Tag Results: parodies
New Publications
By Adam Roberts | October 4, 2006
Categories: Book News
And here you go.
A new parody. Doctor Whom, or E.T. Shoots and Leaves, about a grammatically correct time lord. He’s trying to keep the ‘grammar’ of time in order, so that trifling things like ‘cause and effect’ are not wholly undermined. That’s not a dalek on the cover, by the way. It’s something else. Something that does not in any way breach BBC copyright.
The book is in part a parody of Dr Who, of course (not an easy call, given that Dr Who is already, in itself, a kind of parody); but also a parody of a certain popular grammar book, the author of which has not proved happy to be parodied by myself or anybody else.

A story in Pete Crowther’s latest collection, Forbidden Planets. My tale is called ‘Me:topia’ and starts with a spaceship crashing onto an unknown and (as you might guess from the title of the collection) forbidden world.

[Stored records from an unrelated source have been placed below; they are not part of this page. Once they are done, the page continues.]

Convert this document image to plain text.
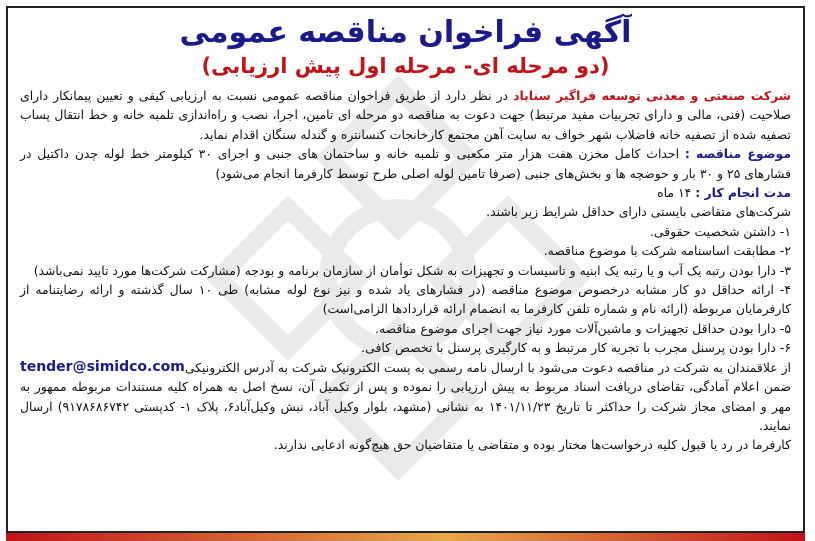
آگهی فراخوان مناقصه عمومی
(دو مرحله ای- مرحله اول پیش ارزیابی)

شرکت صنعتی و معدنی توسعه فراگیر سناباد در نظر دارد از طریق فراخوان مناقصه عمومی نسبت به ارزیابی کیفی و تعیین پیمانکار دارای صلاحیت (فنی، مالی و دارای تجربیات مفید مرتبط) جهت دعوت به مناقصه دو مرحله ای تامین، اجرا، نصب و راه‌اندازی تلمبه خانه و خط انتقال پساب تصفیه شده از تصفیه خانه فاضلاب شهر خواف به سایت آهن مجتمع کارخانجات کنسانتره و گندله سنگان اقدام نماید.

موضوع مناقصه : احداث کامل مخزن هفت هزار متر مکعبی و تلمبه خانه و ساختمان های جنبی و اجرای ۳۰ کیلومتر خط لوله چدن داکتیل در فشارهای ۲۵ و ۳۰ بار و حوضچه ها و بخش‌های جنبی (صرفا تامین لوله اصلی طرح توسط کارفرما انجام می‌شود)

مدت انجام کار : ۱۴ ماه

شرکت‌های متقاضی بایستی دارای حداقل شرایط زیر باشند.

۱- داشتن شخصیت حقوقی.

۲- مطابقت اساسنامه شرکت با موضوع مناقصه.

۳- دارا بودن رتبه یک آب و یا رتبه یک ابنیه و تاسیسات و تجهیزات به شکل توأمان از سازمان برنامه و بودجه (مشارکت شرکت‌ها مورد تایید نمی‌باشد)

۴- ارائه حداقل دو کار مشابه درخصوص موضوع مناقصه (در فشارهای یاد شده و نیز نوع لوله مشابه) طی ۱۰ سال گذشته و ارائه رضایتنامه از کارفرمایان مربوطه (ارائه نام و شماره تلفن کارفرما به انضمام ارائه قراردادها الزامی‌است)

۵- دارا بودن حداقل تجهیزات و ماشین‌آلات مورد نیاز جهت اجرای موضوع مناقصه.

۶- دارا بودن پرسنل مجرب با تجربه کار مرتبط و به کارگیری پرسنل با تخصص کافی.

tender@simidco.com از علاقمندان به شرکت در مناقصه دعوت می‌شود با ارسال نامه رسمی به پست الکترونیک شرکت به آدرس الکترونیکی ضمن اعلام آمادگی، تقاضای دریافت اسناد مربوط به پیش ارزیابی را نموده و پس از تکمیل آن، نسخ اصل به همراه کلیه مستندات مربوطه ممهور به مهر و امضای مجاز شرکت را حداکثر تا تاریخ ۱۴۰۱/۱۱/۲۳ به نشانی (مشهد، بلوار وکیل آباد، نبش وکیل‌آباد۶، پلاک ۱- کدپستی ۹۱۷۸۶۸۶۷۴۲) ارسال نمایند.

کارفرما در رد یا قبول کلیه درخواست‌ها مختار بوده و متقاضی یا متقاضیان حق هیچ‌گونه ادعایی ندارند.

The writing's a little fancy, but as author I try to keep a weather-eye on maintaining the appropriate quota of explosions, chase, exploration and general sfnal excitements and brouhaha. [2007 update: Pete's Collection made the Locus Recommended List for 2006; and my story made the list too, under 'novelettes'. Which was nice.]

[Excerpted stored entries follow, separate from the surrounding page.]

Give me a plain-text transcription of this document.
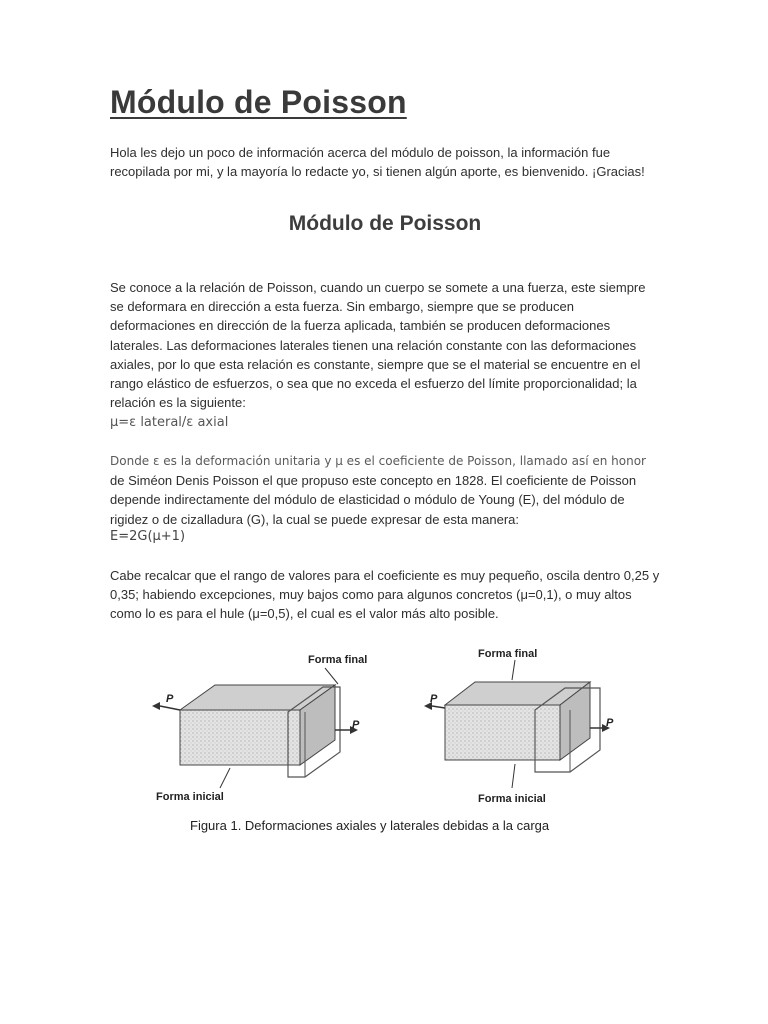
Módulo de Poisson

Hola les dejo un poco de información acerca del módulo de poisson, la información fue recopilada por mi, y la mayoría lo redacte yo, si tienen algún aporte, es bienvenido. ¡Gracias!

Módulo de Poisson

Se conoce a la relación de Poisson, cuando un cuerpo se somete a una fuerza, este siempre se deformara en dirección a esta fuerza. Sin embargo, siempre que se producen deformaciones en dirección de la fuerza aplicada, también se producen deformaciones laterales. Las deformaciones laterales tienen una relación constante con las deformaciones axiales, por lo que esta relación es constante, siempre que se el material se encuentre en el rango elástico de esfuerzos, o sea que no exceda el esfuerzo del límite proporcionalidad; la relación es la siguiente:

μ=ε lateral/ε axial

Donde ε es la deformación unitaria y μ es el coeficiente de Poisson, llamado así en honor de Siméon Denis Poisson el que propuso este concepto en 1828. El coeficiente de Poisson depende indirectamente del módulo de elasticidad o módulo de Young (E), del módulo de rigidez o de cizalladura (G), la cual se puede expresar de esta manera:

E=2G(μ+1)

Cabe recalcar que el rango de valores para el coeficiente es muy pequeño, oscila dentro 0,25 y 0,35; habiendo excepciones, muy bajos como para algunos concretos (μ=0,1), o muy altos como lo es para el hule (μ=0,5), el cual es el valor más alto posible.

Forma final
Forma inicial
P
P
Forma final
Forma inicial
P
P

Figura 1. Deformaciones axiales y laterales debidas a la carga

With today’s post arrived Paul Kincaid and Andrew M. Butler’s collection of critical essays on The Arthur C Clarke Award : one essay per Clarke Award winner, over the last 18 years. I’ve an essay in here on the stonking Fairyland by the estimable Paul McAuley which won the award in 1996 (Such a brilliant novel; such a gifted writer). But my essay on the novel is the least of many excellent reasons to buy this collection; quite apart from the range and insights of the other contributors, all profits go to the Serendip Foundation, which will help keep the Award alive. Buy the book, or go to the Foundation’s website and make a donation. I command you!
Foreign rights
By Adam Roberts | March 4, 2005
Categories: Book News
I've just got news that rights to Salt and On have been sold to Israel; Hebrew translations of those novels should be appearing soon. This makes me think I should report on some of the other non-Anglophone editions of my books that have appeared or might be appearing soon. My parodies have been the biggest successes in this respect, including a German version of The Soddit, Der Kleine Hobbnix, which seems to divide German readerly opinion between '[5 stars] Eine Spitzen-Parodie!!!' and '[Far fewer stars] Krass, ey'. So there you are.
There's also an Italian Soddit, Lo Sghorbit, with an enormous semi-naked woman on the cover who is not in the book, but was evidently in the imagination of the Italian illustrator. The titular Soddit has arms longer than a gibbon's, too, which is at least a fresh interpretation.
There's also this swanky-cover-art'd Czech translation of The McAtrix Derided, McAtrix Recesed. There are also Swedish and Spanish editions of The Soddit to follow, as well as Bulgarian McAtrix, and German, French and Spanish translations of parodies that have not yet been published in English (parodies of Star Wars and The Da Vinci Code, as it happens).